Standing in the corridor outside his father’s room, the very room he had been born in those years ago, he thought it was arather fitting place for Titus’ son to know his end. So much life and death had happened in that chamber. Feeling depressed and hollow, he stood against the wall, just next to the door, straining to catch wind of what was going on inside. He couldn’t hear any sounds at all. Kenton was standing across from him, next to a small lancet window that allowed ventilation and light into the corridor, and he turned his attention to the man.

“Where did you find the physic?” Atticus asked.

Kenton drew in a long, deep breath, the sign of an exhausted man. “In Hawick,” he said. “He is the same physic that tends your father. The man’s wife and mother are following behind in a wagon; they should be here shortly. I thought you might feel more comfortable with womenfolk to tend Lady de Wolfe because, God knows, there are only men at this place.”

Atticus appreciated the foresight. “Indeed,” he replied. “Thank you for your consideration of Lady de Wolfe’s needs.”

Kenton eyed him. “What is the matter with her?”

Atticus looked up at him, an expression of sorrow on his face.

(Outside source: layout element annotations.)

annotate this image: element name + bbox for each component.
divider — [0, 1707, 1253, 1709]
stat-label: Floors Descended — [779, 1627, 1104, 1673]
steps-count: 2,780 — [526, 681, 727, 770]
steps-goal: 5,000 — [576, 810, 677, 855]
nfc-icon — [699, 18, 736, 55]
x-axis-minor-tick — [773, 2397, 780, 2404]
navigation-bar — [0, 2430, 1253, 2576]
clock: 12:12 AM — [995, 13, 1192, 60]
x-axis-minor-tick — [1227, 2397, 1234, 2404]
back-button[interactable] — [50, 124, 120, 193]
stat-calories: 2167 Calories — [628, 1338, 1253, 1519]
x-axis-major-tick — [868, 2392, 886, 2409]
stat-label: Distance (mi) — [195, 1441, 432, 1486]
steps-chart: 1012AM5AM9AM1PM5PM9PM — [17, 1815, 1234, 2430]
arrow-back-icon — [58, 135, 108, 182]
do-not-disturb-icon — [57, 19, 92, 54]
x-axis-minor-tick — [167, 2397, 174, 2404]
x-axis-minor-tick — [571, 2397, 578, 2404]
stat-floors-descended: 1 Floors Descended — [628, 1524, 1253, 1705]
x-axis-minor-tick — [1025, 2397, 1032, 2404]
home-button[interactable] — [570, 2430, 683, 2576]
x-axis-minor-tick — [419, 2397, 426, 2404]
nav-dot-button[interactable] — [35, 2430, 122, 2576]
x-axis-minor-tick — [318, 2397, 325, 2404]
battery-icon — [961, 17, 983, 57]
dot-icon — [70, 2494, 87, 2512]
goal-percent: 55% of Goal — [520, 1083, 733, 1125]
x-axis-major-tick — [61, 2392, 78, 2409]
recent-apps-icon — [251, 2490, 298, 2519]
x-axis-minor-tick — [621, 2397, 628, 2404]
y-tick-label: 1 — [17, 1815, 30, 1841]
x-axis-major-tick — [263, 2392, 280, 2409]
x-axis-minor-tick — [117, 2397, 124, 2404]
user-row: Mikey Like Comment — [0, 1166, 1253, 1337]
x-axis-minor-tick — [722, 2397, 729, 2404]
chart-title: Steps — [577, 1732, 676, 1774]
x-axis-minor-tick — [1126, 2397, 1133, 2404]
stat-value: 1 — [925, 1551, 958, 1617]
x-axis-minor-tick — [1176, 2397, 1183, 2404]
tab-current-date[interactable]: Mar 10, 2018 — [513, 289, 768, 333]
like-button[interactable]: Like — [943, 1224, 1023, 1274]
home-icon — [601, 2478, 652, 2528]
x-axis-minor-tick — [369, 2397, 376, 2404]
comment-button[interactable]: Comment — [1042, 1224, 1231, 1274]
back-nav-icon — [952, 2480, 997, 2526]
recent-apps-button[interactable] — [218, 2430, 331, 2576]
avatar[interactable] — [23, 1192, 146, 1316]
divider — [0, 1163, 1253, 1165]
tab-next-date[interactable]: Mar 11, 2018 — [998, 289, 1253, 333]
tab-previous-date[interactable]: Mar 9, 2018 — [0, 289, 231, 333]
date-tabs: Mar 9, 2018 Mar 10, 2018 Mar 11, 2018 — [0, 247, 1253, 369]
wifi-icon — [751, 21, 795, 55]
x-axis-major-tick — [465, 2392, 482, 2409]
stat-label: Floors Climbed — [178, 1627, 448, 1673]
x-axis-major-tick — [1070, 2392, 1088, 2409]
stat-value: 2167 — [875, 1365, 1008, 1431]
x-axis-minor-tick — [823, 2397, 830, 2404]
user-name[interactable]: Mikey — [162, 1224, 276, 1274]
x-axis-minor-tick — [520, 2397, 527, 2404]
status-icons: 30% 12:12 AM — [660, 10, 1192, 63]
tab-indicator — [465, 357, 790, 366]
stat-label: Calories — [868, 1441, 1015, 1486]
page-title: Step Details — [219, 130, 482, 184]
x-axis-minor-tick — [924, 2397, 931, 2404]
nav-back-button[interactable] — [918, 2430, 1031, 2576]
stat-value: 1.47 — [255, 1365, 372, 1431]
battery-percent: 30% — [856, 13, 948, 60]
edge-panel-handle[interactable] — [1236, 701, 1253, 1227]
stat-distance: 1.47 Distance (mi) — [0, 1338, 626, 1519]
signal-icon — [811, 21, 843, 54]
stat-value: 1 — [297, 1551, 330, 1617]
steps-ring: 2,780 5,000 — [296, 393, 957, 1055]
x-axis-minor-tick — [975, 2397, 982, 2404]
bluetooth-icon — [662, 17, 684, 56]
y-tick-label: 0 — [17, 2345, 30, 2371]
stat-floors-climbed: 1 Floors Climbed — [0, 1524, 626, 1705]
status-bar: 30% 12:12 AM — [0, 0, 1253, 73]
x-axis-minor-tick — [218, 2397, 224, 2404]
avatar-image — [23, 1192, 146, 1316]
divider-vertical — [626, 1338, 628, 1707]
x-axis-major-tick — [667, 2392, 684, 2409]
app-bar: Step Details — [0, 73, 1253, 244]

He wasn’t sure how to delicately phrase the issue so he simply came out with the truth.

“I suspect the lady is no longer with child,” he said quietly, lowering his gaze.

Kenton simply nodded, averting his eyes and looking at his boots much as Atticus was. “If that is true, then I am very sorry for you,” he said quietly. “But I am sorrier for Lady de Wolfe. First Titus, now her child.”